Because he downplayed Jewish suffering in favor of painting Jews and Israelis as serial oppressors, Shahak had little patience with the notion that the Holocaust had a profound impact on either the Israeli psyche or Israeli policy-making. To him, Jews were victimizers, not victims.

“These ‘Holocaust memories’ are a fake,” he wrote in one of his numerous essays popular with the shaved head and tattooed-swastika crowd. In another article, he insisted that “racism and discrimination pervade all walks of life in Israel…. We need to recognize that in Israel the real issue is discrimination not only against the Palestinians … but against all non-Jews.”

It was Shahak who helped popularize the now familiar equating of Israelis with Nazis, declaring in one article that “the Jews of Israel, along with most of the Jews of the world, are at present undergoing a process of Nazification” and in yet another that any Jew who “denies the Palestinians their humanity” is a “Jewish Nazi.”

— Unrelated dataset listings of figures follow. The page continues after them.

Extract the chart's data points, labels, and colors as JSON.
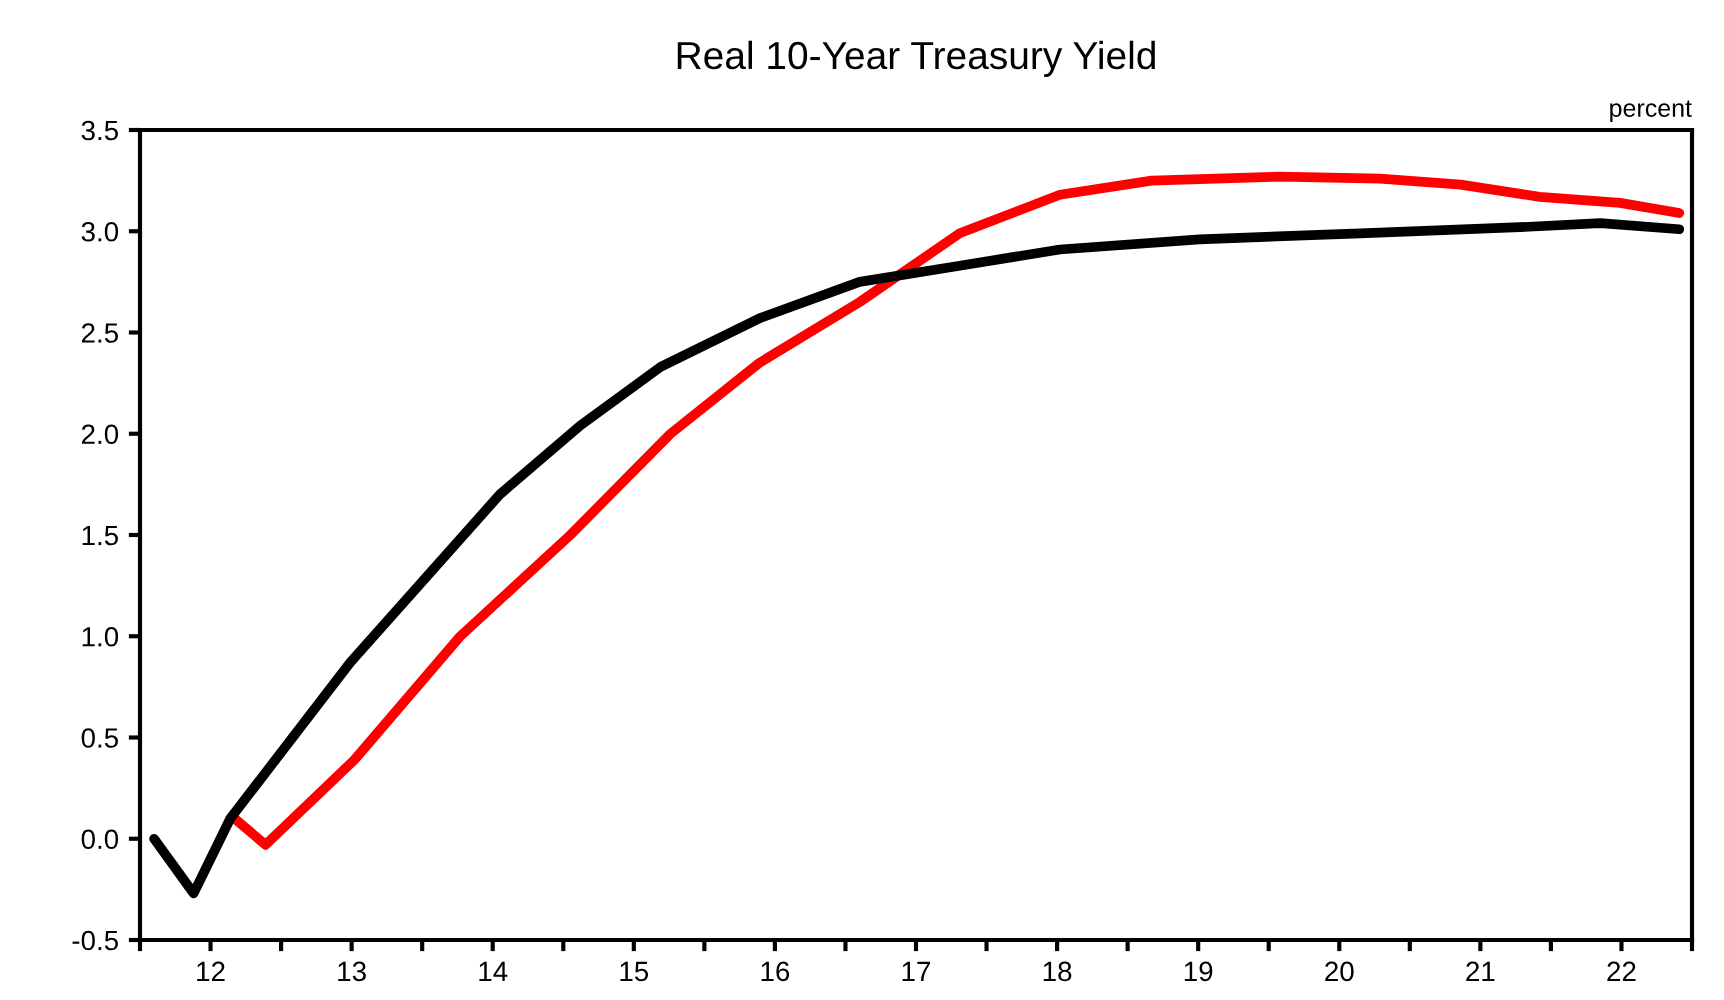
{
  "chart_data": {
    "type": "line",
    "title": "Real 10-Year Treasury Yield",
    "annotations": [
      "percent"
    ],
    "series": [
      {
        "color": "#ff0000",
        "x": [
          12.17,
          12.39,
          13.02,
          13.77,
          14.55,
          15.26,
          15.89,
          16.6,
          17.31,
          18.02,
          18.67,
          19.58,
          20.29,
          20.86,
          21.42,
          21.99,
          22.41
        ],
        "values": [
          0.1,
          -0.03,
          0.39,
          1.0,
          1.5,
          2.0,
          2.35,
          2.65,
          2.99,
          3.18,
          3.25,
          3.27,
          3.26,
          3.23,
          3.17,
          3.14,
          3.09
        ]
      },
      {
        "color": "#000000",
        "x": [
          11.6,
          11.88,
          12.14,
          12.99,
          14.05,
          14.62,
          15.19,
          15.89,
          16.6,
          17.31,
          18.02,
          19.01,
          20.15,
          21.28,
          21.85,
          22.41
        ],
        "values": [
          0.0,
          -0.27,
          0.1,
          0.87,
          1.7,
          2.04,
          2.33,
          2.57,
          2.75,
          2.83,
          2.91,
          2.96,
          2.99,
          3.02,
          3.04,
          3.01
        ]
      }
    ],
    "xlim": [
      11.5,
      22.5
    ],
    "xticks": [
      {
        "value": 11.5,
        "label": null
      },
      12,
      {
        "value": 12.5,
        "label": null
      },
      13,
      {
        "value": 13.5,
        "label": null
      },
      14,
      {
        "value": 14.5,
        "label": null
      },
      15,
      {
        "value": 15.5,
        "label": null
      },
      16,
      {
        "value": 16.5,
        "label": null
      },
      17,
      {
        "value": 17.5,
        "label": null
      },
      18,
      {
        "value": 18.5,
        "label": null
      },
      19,
      {
        "value": 19.5,
        "label": null
      },
      20,
      {
        "value": 20.5,
        "label": null
      },
      21,
      {
        "value": 21.5,
        "label": null
      },
      22,
      {
        "value": 22.5,
        "label": null
      }
    ],
    "ylim": [
      -0.5,
      3.5
    ],
    "yticks": [
      {
        "value": -0.5,
        "label": "-0.5"
      },
      {
        "value": 0,
        "label": "0.0"
      },
      {
        "value": 0.5,
        "label": "0.5"
      },
      {
        "value": 1,
        "label": "1.0"
      },
      {
        "value": 1.5,
        "label": "1.5"
      },
      {
        "value": 2,
        "label": "2.0"
      },
      {
        "value": 2.5,
        "label": "2.5"
      },
      {
        "value": 3,
        "label": "3.0"
      },
      {
        "value": 3.5,
        "label": "3.5"
      }
    ],
    "grid": false,
    "legend": false,
    "line_style": "solid",
    "marker": "none"
  }
}
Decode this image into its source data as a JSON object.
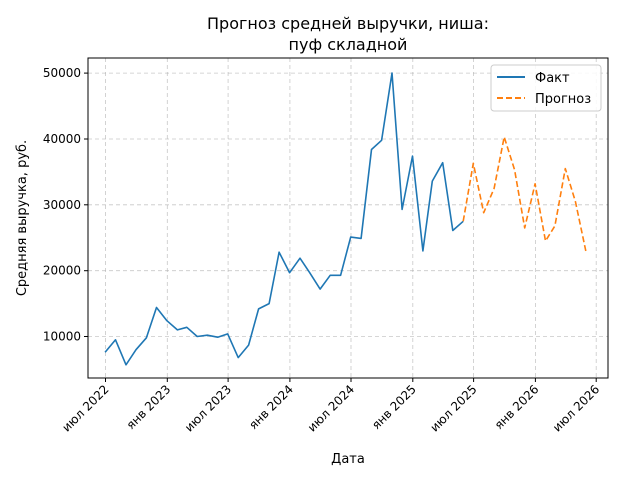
{
  "chart_data": {
    "type": "line",
    "title_line1": "Прогноз средней выручки, ниша:",
    "title_line2": "пуф складной",
    "xlabel": "Дата",
    "ylabel": "Средняя выручка, руб.",
    "ylim": [
      3700,
      52300
    ],
    "yticks": [
      10000,
      20000,
      30000,
      40000,
      50000
    ],
    "xlim": [
      "2022-05-10",
      "2026-08-05"
    ],
    "xticks": [
      {
        "date": "2022-07-01",
        "label": "июл 2022"
      },
      {
        "date": "2023-01-01",
        "label": "янв 2023"
      },
      {
        "date": "2023-07-01",
        "label": "июл 2023"
      },
      {
        "date": "2024-01-01",
        "label": "янв 2024"
      },
      {
        "date": "2024-07-01",
        "label": "июл 2024"
      },
      {
        "date": "2025-01-01",
        "label": "янв 2025"
      },
      {
        "date": "2025-07-01",
        "label": "июл 2025"
      },
      {
        "date": "2026-01-01",
        "label": "янв 2026"
      },
      {
        "date": "2026-07-01",
        "label": "июл 2026"
      }
    ],
    "grid": true,
    "legend_position": "top-right",
    "series": [
      {
        "name": "Факт",
        "color": "#1f77b4",
        "style": "solid",
        "points": [
          [
            "2022-06-30",
            7600
          ],
          [
            "2022-07-31",
            9500
          ],
          [
            "2022-08-31",
            5700
          ],
          [
            "2022-09-30",
            8000
          ],
          [
            "2022-10-31",
            9800
          ],
          [
            "2022-11-30",
            14400
          ],
          [
            "2022-12-31",
            12400
          ],
          [
            "2023-01-31",
            11000
          ],
          [
            "2023-02-28",
            11400
          ],
          [
            "2023-03-31",
            10000
          ],
          [
            "2023-04-30",
            10200
          ],
          [
            "2023-05-31",
            9900
          ],
          [
            "2023-06-30",
            10400
          ],
          [
            "2023-07-31",
            6800
          ],
          [
            "2023-08-31",
            8700
          ],
          [
            "2023-09-30",
            14200
          ],
          [
            "2023-10-31",
            15000
          ],
          [
            "2023-11-30",
            22800
          ],
          [
            "2023-12-31",
            19700
          ],
          [
            "2024-01-31",
            21900
          ],
          [
            "2024-02-29",
            19700
          ],
          [
            "2024-03-31",
            17200
          ],
          [
            "2024-04-30",
            19300
          ],
          [
            "2024-05-31",
            19300
          ],
          [
            "2024-06-30",
            25100
          ],
          [
            "2024-07-31",
            24900
          ],
          [
            "2024-08-31",
            38400
          ],
          [
            "2024-09-30",
            39800
          ],
          [
            "2024-10-31",
            50000
          ],
          [
            "2024-11-30",
            29300
          ],
          [
            "2024-12-31",
            37400
          ],
          [
            "2025-01-31",
            23000
          ],
          [
            "2025-02-28",
            33600
          ],
          [
            "2025-03-31",
            36400
          ],
          [
            "2025-04-30",
            26100
          ],
          [
            "2025-05-31",
            27500
          ]
        ]
      },
      {
        "name": "Прогноз",
        "color": "#ff7f0e",
        "style": "dashed",
        "points": [
          [
            "2025-05-31",
            27500
          ],
          [
            "2025-06-30",
            36300
          ],
          [
            "2025-07-31",
            28800
          ],
          [
            "2025-08-31",
            32500
          ],
          [
            "2025-09-30",
            40300
          ],
          [
            "2025-10-31",
            35300
          ],
          [
            "2025-11-30",
            26500
          ],
          [
            "2025-12-31",
            33200
          ],
          [
            "2026-01-31",
            24500
          ],
          [
            "2026-02-28",
            26800
          ],
          [
            "2026-03-31",
            35500
          ],
          [
            "2026-04-30",
            30500
          ],
          [
            "2026-05-31",
            23000
          ]
        ]
      }
    ]
  }
}
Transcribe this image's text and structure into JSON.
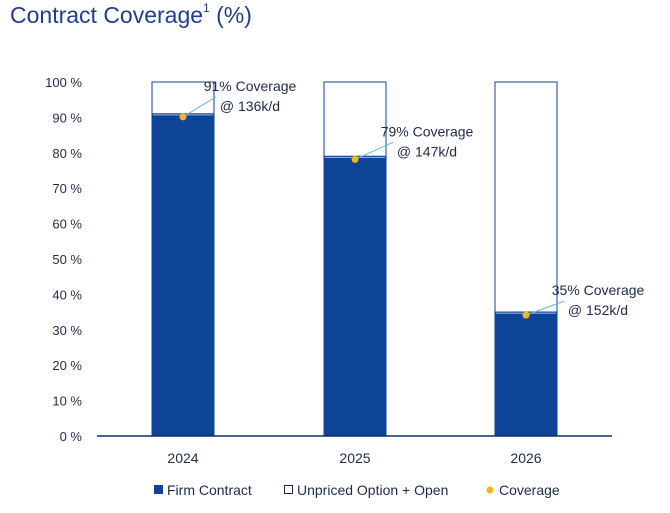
{
  "title": {
    "main": "Contract Coverage",
    "sup": "1",
    "unit": " (%)"
  },
  "chart_data": {
    "type": "bar",
    "stacked": true,
    "categories": [
      "2024",
      "2025",
      "2026"
    ],
    "series": [
      {
        "name": "Firm Contract",
        "values": [
          91,
          79,
          35
        ],
        "color": "#0d4497"
      },
      {
        "name": "Unpriced Option + Open",
        "values": [
          9,
          21,
          65
        ],
        "color": "#ffffff",
        "stroke": "#0d4497"
      }
    ],
    "coverage": {
      "name": "Coverage",
      "values": [
        91,
        79,
        35
      ],
      "color": "#f3b61b",
      "labels": [
        [
          "91% Coverage",
          "@ 136k/d"
        ],
        [
          "79% Coverage",
          "@ 147k/d"
        ],
        [
          "35% Coverage",
          "@ 152k/d"
        ]
      ]
    },
    "y_ticks": [
      "0 %",
      "10 %",
      "20 %",
      "30 %",
      "40 %",
      "50 %",
      "60 %",
      "70 %",
      "80 %",
      "90 %",
      "100 %"
    ],
    "ylim": [
      0,
      100
    ],
    "legend": [
      {
        "label": "Firm Contract",
        "symbol": "filled-square"
      },
      {
        "label": "Unpriced Option + Open",
        "symbol": "open-square"
      },
      {
        "label": "Coverage",
        "symbol": "dot"
      }
    ],
    "leader_color": "#5fb8e6",
    "text_color": "#1c2b4a"
  }
}
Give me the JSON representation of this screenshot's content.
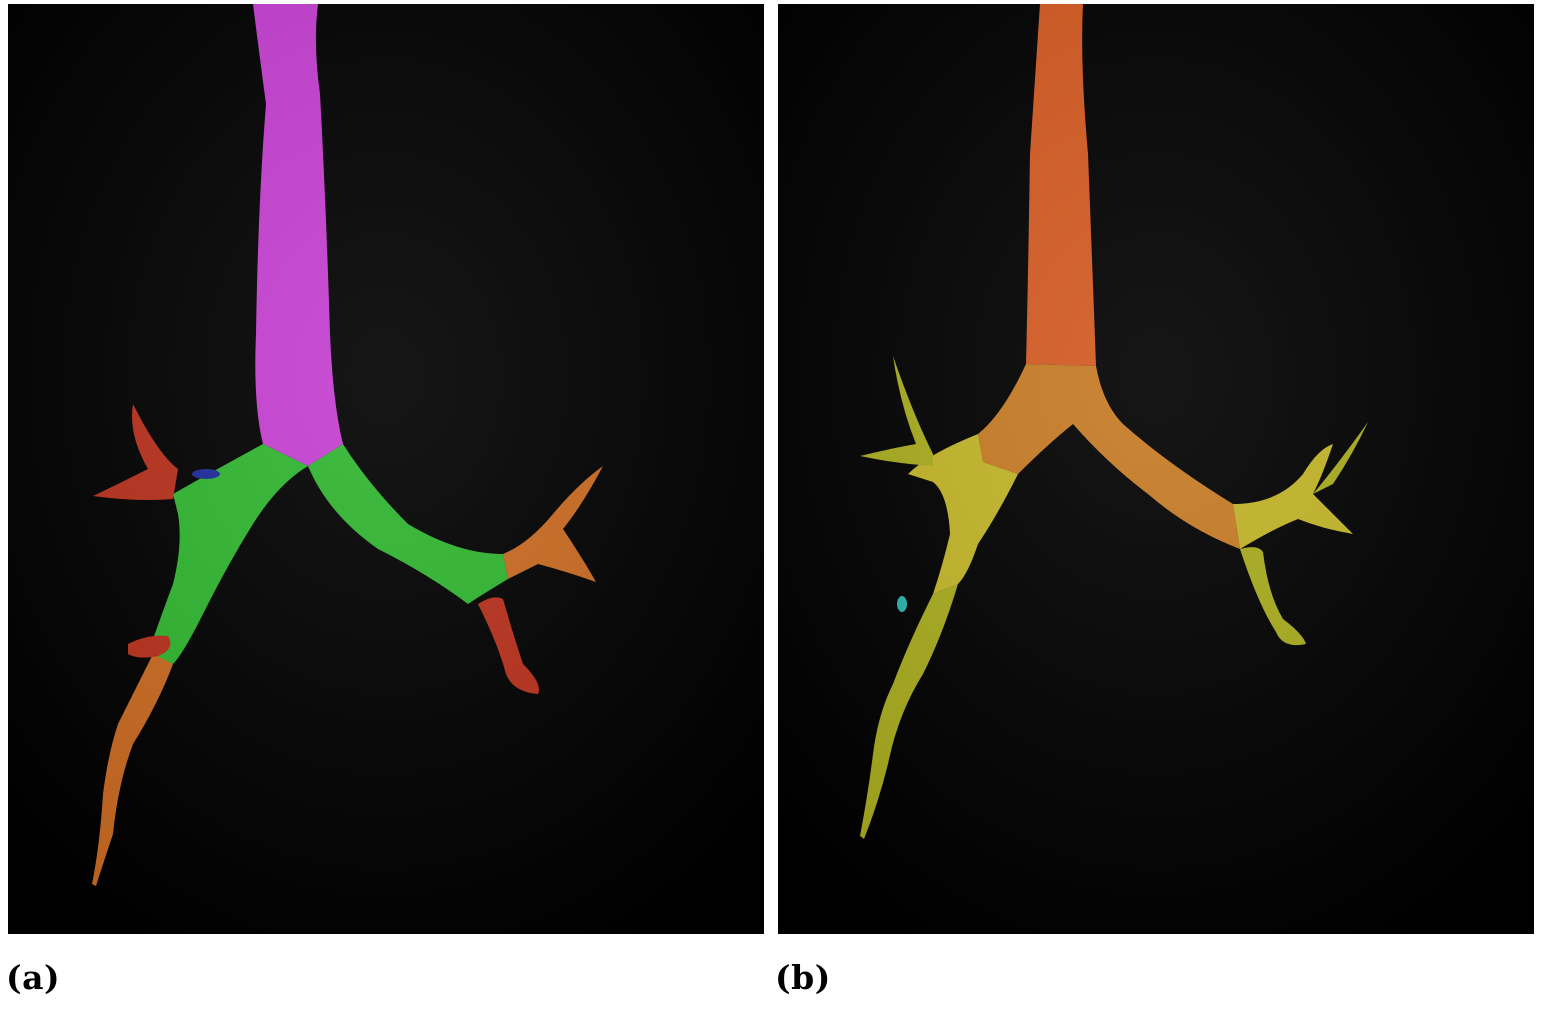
{
  "figure": {
    "panels": [
      {
        "id": "a",
        "caption": "(a)",
        "colors": {
          "background": "#000000",
          "trachea": "#c43fd0",
          "main_bronchi": "#2fb52f",
          "distal_orange": "#c96a22",
          "distal_red": "#b8301c",
          "small_blue": "#1c2a9a"
        }
      },
      {
        "id": "b",
        "caption": "(b)",
        "colors": {
          "background": "#000000",
          "trachea": "#d35a22",
          "main_bronchi": "#c67a24",
          "distal_yellow": "#a8ab1e",
          "lobar_yellow": "#c2b428",
          "small_cyan": "#2ab3b0"
        }
      }
    ]
  }
}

Just how twisted was Shahak? In his book Jewish History, Jewish Religion, he portrayed the notorious Chmielnicki massacres as a righteous rebellion by the downtrodden against their Jewish oppressors, and complained that Jews choose to remember it instead as an unprovoked anti-Jewish atrocity. Here’s how he put it:

“This typical peasant uprising against extreme oppression [italics added] …. has remained emblazoned in the consciousness of east European Jews to this very day – not, however, as a peasant uprising, a revolt of the oppressed, of the real wretched of the earth, nor even as a vengeance visited upon all the servants of the Polish nobility, but as an act of gratuitous anti-Semitism directed against Jews as such.”

Shahak time and again came under fire for his habit of denigrating Judaism by citing references and quoting sources taken wholly out of context, and as far back as 1966 was exposed as an incorrigible liar by the late Rabbi Immanuel Jakobovits, the then-chief rabbi of the United Kingdom, in an article in the Orthodox publication Tradition.

He was a dangerous mountebank and fraud, and the Passover Haggadah’s wicked son personified.